鍾漢把腰里的刀解下扔到門口地上,大步進了天王府。

「他媽地,我一定要看!」此刻秦麻子也早忘了自己探子的身份了,他只知道自己才看過廣州里8次砍頭、2次凌遲,十分不過癮,這等好事,多少次也看不夠,他這個中國人熱血都沸騰了,死命的在人流里擠到門口,但立刻被兩個哨兵揪了出來。

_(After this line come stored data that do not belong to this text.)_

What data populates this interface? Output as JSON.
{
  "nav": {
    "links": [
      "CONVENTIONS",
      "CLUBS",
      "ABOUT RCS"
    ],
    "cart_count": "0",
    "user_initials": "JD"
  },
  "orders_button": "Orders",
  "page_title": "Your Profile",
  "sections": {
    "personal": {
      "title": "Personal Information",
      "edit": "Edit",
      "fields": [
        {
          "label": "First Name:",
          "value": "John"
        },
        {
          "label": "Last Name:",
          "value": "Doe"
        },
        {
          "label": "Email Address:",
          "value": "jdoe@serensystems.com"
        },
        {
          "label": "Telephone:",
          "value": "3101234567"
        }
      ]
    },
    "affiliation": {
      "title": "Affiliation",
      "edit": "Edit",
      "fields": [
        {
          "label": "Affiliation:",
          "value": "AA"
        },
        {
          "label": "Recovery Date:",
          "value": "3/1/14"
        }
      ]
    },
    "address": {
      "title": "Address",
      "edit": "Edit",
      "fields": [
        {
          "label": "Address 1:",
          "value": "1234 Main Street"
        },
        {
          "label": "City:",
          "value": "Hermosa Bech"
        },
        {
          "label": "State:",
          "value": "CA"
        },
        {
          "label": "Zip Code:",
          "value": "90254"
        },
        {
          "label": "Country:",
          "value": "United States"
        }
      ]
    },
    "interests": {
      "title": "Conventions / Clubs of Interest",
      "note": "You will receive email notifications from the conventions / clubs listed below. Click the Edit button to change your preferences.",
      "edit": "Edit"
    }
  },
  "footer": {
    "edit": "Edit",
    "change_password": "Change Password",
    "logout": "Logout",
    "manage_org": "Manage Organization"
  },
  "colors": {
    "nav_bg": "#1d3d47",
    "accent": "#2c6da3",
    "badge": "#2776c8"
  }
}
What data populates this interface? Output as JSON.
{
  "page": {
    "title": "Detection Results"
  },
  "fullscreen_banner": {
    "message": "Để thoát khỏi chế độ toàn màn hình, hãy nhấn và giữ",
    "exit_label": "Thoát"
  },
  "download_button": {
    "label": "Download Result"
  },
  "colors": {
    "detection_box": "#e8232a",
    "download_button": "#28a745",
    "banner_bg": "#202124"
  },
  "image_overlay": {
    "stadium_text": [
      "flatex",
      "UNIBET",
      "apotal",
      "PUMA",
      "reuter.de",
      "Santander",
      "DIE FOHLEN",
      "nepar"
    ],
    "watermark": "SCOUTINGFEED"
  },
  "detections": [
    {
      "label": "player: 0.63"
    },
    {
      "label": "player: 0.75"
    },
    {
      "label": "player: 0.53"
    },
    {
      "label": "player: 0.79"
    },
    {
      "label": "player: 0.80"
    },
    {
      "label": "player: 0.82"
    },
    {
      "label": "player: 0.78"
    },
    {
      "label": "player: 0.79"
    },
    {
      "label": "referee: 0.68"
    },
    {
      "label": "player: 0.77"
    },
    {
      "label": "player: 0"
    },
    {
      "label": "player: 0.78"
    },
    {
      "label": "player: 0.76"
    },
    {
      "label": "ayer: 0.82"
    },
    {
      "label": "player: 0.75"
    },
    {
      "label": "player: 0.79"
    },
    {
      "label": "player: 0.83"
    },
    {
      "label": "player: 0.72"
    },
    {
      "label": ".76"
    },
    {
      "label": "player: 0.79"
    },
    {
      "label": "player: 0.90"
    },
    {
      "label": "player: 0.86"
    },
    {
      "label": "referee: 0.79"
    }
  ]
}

「你干什么的?你是天兵嗎?」看著洋裝胸口前印著兩個草鞋印子的秦麻子。兩個哨兵大怒。

「我要看行刑啊!我可是大宋使節!」秦麻子大叫。

「一邊呆著去,這只能我們天兵看!」哨兵把秦麻子扔到了門口一側,那里早堆著容閎、斯密斯、湯姆和鄭阿寶,每個人臉色都悻悻的,後悔為啥不搞套太平軍軍裝穿。

走運的倒是約翰喬,天王的妹夫賴漢英一瘸一拐地走到門口視察入場人數。恰好看到了這個愛爾蘭人,作為一個會使用大劍地洋人雇佣軍,在太平軍里很有名,太平軍一樣崇洋媚外,喜歡逗洋人,尤其喜歡逗約翰喬這種智商明顯不如自己地洋人,賴漢英一看約翰喬蹲在門口,對他招了招手:「傻大牛,你在這里干嘛呢?我需要人手。拿上你的劍給我過來。約翰喬不知道賴漢英在說什么,但看到他地手勢和表情,立刻大喜。跑過去,先跪在地上磕了個頭,然後喜滋滋的站在了賴漢英背後。

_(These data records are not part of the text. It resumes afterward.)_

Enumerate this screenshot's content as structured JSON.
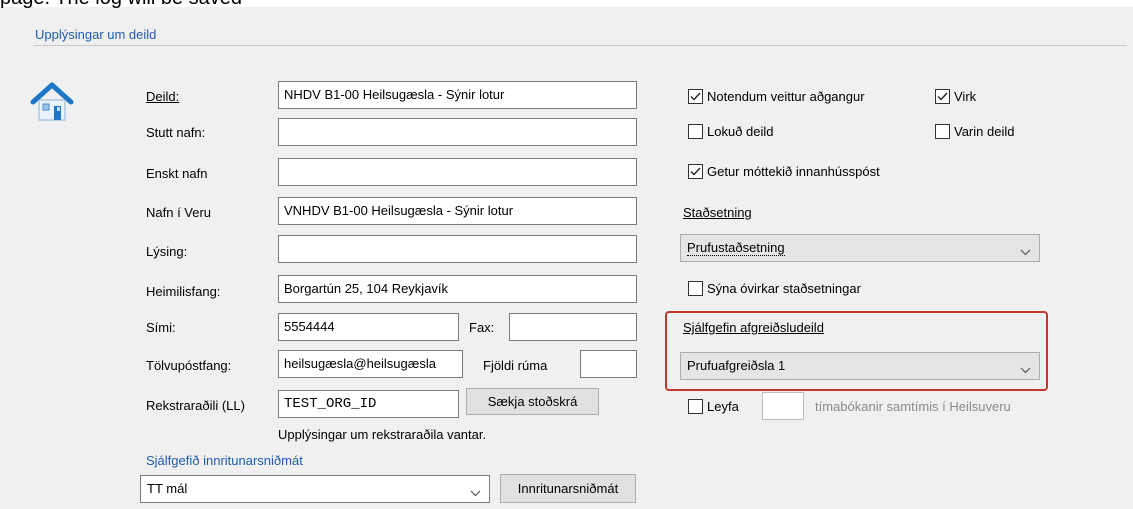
{
  "header": {
    "partial_text": "page. The log will be saved"
  },
  "group": {
    "title": "Upplýsingar um deild"
  },
  "left": {
    "deild_label": "Deild:",
    "deild_value": "NHDV B1-00 Heilsugæsla - Sýnir lotur",
    "stutt_nafn_label": "Stutt nafn:",
    "stutt_nafn_value": "",
    "enskt_nafn_label": "Enskt nafn",
    "enskt_nafn_value": "",
    "nafn_veru_label": "Nafn í Veru",
    "nafn_veru_value": "VNHDV B1-00 Heilsugæsla - Sýnir lotur",
    "lysing_label": "Lýsing:",
    "lysing_value": "",
    "heimilisfang_label": "Heimilisfang:",
    "heimilisfang_value": "Borgartún 25, 104 Reykjavík",
    "simi_label": "Sími:",
    "simi_value": "5554444",
    "fax_label": "Fax:",
    "fax_value": "",
    "tolvupostfang_label": "Tölvupóstfang:",
    "tolvupostfang_value": "heilsugæsla@heilsugæsla",
    "fjoldi_ruma_label": "Fjöldi rúma",
    "fjoldi_ruma_value": "",
    "rekstraradili_label": "Rekstraraðili (LL)",
    "rekstraradili_value": "TEST_ORG_ID",
    "saekja_button": "Sækja stoðskrá",
    "rekstraradili_warning": "Upplýsingar um rekstraraðila vantar.",
    "innritun_label": "Sjálfgefið innritunarsniðmát",
    "innritun_value": "TT mál",
    "innritun_button": "Innritunarsniðmát"
  },
  "right": {
    "notendum_label": "Notendum veittur aðgangur",
    "notendum_checked": true,
    "virk_label": "Virk",
    "virk_checked": true,
    "lokud_label": "Lokuð deild",
    "lokud_checked": false,
    "varin_label": "Varin deild",
    "varin_checked": false,
    "getur_label": "Getur móttekið innanhússpóst",
    "getur_checked": true,
    "stadsetning_label": "Staðsetning",
    "stadsetning_value": "Prufustaðsetning",
    "syna_label": "Sýna óvirkar staðsetningar",
    "syna_checked": false,
    "afgreidsla_label": "Sjálfgefin afgreiðsludeild",
    "afgreidsla_value": "Prufuafgreiðsla 1",
    "leyfa_label": "Leyfa",
    "leyfa_checked": false,
    "leyfa_value": "",
    "timabokanir_label": "tímabókanir samtímis í Heilsuveru"
  },
  "colors": {
    "accent": "#1f5cad",
    "highlight": "#c0392b"
  },
  "icons": {
    "department": "house-icon"
  }
}
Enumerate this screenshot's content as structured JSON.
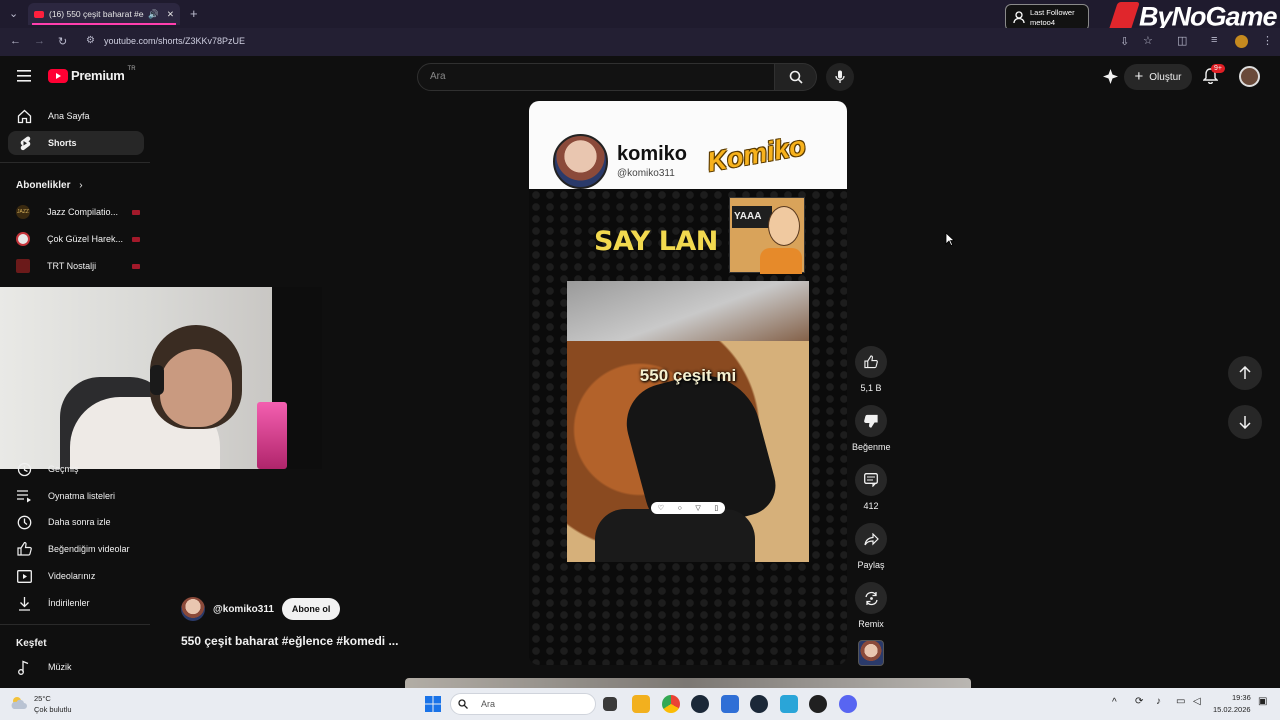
{
  "browser": {
    "tab_title": "(16) 550 çeşit baharat #eğle",
    "url": "youtube.com/shorts/Z3KKv78PzUE"
  },
  "overlay": {
    "follower_title": "Last Follower",
    "follower_name": "metoo4",
    "brand": "ByNoGame"
  },
  "header": {
    "logo_text": "Premium",
    "country": "TR",
    "search_placeholder": "Ara",
    "create_label": "Oluştur",
    "notification_badge": "9+"
  },
  "sidebar": {
    "main_items": [
      {
        "label": "Ana Sayfa",
        "icon": "home-icon"
      },
      {
        "label": "Shorts",
        "icon": "shorts-icon"
      }
    ],
    "subscriptions_title": "Abonelikler",
    "subscriptions": [
      {
        "label": "Jazz Compilatio...",
        "avatar_color": "#3a2a10"
      },
      {
        "label": "Çok Güzel Harek...",
        "avatar_color": "#e8e8e8"
      },
      {
        "label": "TRT Nostalji",
        "avatar_color": "#6b1a1a"
      }
    ],
    "you_items": [
      {
        "label": "Geçmiş",
        "icon": "history-icon"
      },
      {
        "label": "Oynatma listeleri",
        "icon": "playlist-icon"
      },
      {
        "label": "Daha sonra izle",
        "icon": "clock-icon"
      },
      {
        "label": "Beğendiğim videolar",
        "icon": "thumbs-up-icon"
      },
      {
        "label": "Videolarınız",
        "icon": "video-icon"
      },
      {
        "label": "İndirilenler",
        "icon": "download-icon"
      }
    ],
    "explore_title": "Keşfet",
    "explore_items": [
      {
        "label": "Müzik",
        "icon": "music-icon"
      }
    ]
  },
  "short": {
    "channel_name": "komiko",
    "channel_handle": "@komiko311",
    "logo_text": "Komiko",
    "meme_text": "SAY LAN",
    "sign_text": "YAAA",
    "caption": "550 çeşit mi"
  },
  "actions": {
    "likes": "5,1 B",
    "dislike_label": "Beğenme",
    "comments": "412",
    "share_label": "Paylaş",
    "remix_label": "Remix"
  },
  "video_info": {
    "channel": "@komiko311",
    "subscribe_label": "Abone ol",
    "title": "550 çeşit baharat #eğlence #komedi ..."
  },
  "taskbar": {
    "weather_temp": "25°C",
    "weather_desc": "Çok bulutlu",
    "search_placeholder": "Ara",
    "time": "19:36",
    "date": "15.02.2026"
  }
}
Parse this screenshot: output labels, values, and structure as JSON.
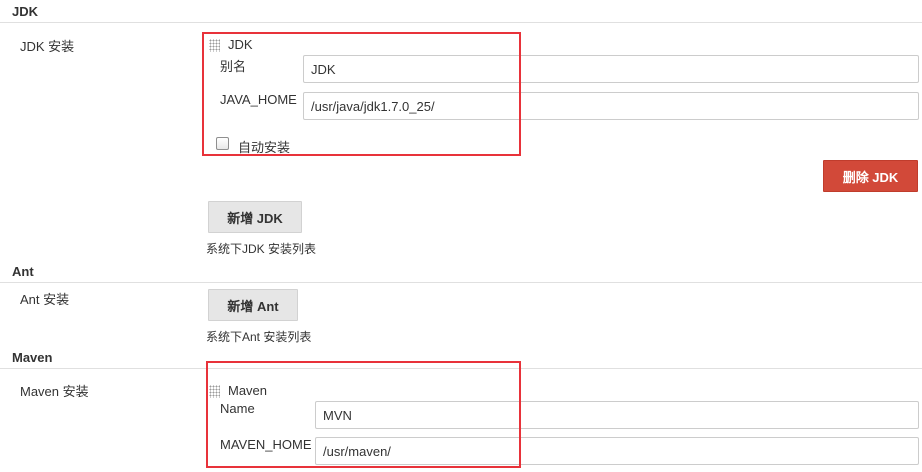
{
  "jdk": {
    "section_title": "JDK",
    "install_label": "JDK 安装",
    "block_title": "JDK",
    "alias_label": "别名",
    "alias_value": "JDK",
    "home_label": "JAVA_HOME",
    "home_value": "/usr/java/jdk1.7.0_25/",
    "auto_install_label": "自动安装",
    "auto_install_checked": false,
    "delete_button": "删除 JDK",
    "add_button": "新增 JDK",
    "help_text": "系统下JDK 安装列表"
  },
  "ant": {
    "section_title": "Ant",
    "install_label": "Ant 安装",
    "add_button": "新增 Ant",
    "help_text": "系统下Ant 安装列表"
  },
  "maven": {
    "section_title": "Maven",
    "install_label": "Maven 安装",
    "block_title": "Maven",
    "name_label": "Name",
    "name_value": "MVN",
    "home_label": "MAVEN_HOME",
    "home_value": "/usr/maven/"
  },
  "colors": {
    "highlight": "#e8323a",
    "delete_button": "#d24939",
    "add_button": "#e6e6e6"
  },
  "icons": {
    "drag_handle": "grip-dots-icon"
  }
}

「約翰!回來記得給我說情況啊!」科學家艾約瑟十分艷羨地用英文叫道。

鍾漢合著人流進到天王府前院的時候,杖擊已經開始了。

這巨大的前院,遠遠的前方是一座大廳,兩側是長形的偏房大廳,之間立著一堆人,韋昌輝和秦日綱趴在墊子上,他們兩邊排了兩排杖子手。長長的紅色棍子上系著天王府的特征----黃緞子,上頭卡在杖子手的下巴下,寬大的下面朝前斜著伸出去,形成整齊地一排,此刻兩個杖子手正起勁的打著兩個逆賊,他們發出哭爹喊娘的聲音。

「別喧嘩!別亂!都進偏房!」在逆賊和偏房之間排著三排地士兵,正門進來觀刑的人,立刻就被人這樣大聲命令道。

鍾漢咬牙切齒的看著遠處院子中間的兩個混蛋,他擦著眼淚。順著門廊,通過兩個帶刀守衛,進了巨大的偏房大廳,這里已經人滿為患,大家擠在門口和窗口看著北王和頂天侯受刑,每個人都握得拳頭緊緊的。

「老王!」鍾漢擠到窗口,卻發現身邊正低頭擦淚的是跟著出使海京的老朋友,雖然知道他是東王派來監視自己和打探海京的,但此刻早沒有什么不滿。大家都是東王地忠心之士。為天平天國的柱梁突然坍陷而痛苦不已。

「鍾漢將軍!」老王一句多余的話也沒說,只是伸出手來。牢牢握著鍾漢的手,兩只手在院子中傳來的慘叫中緊緊的握在一起。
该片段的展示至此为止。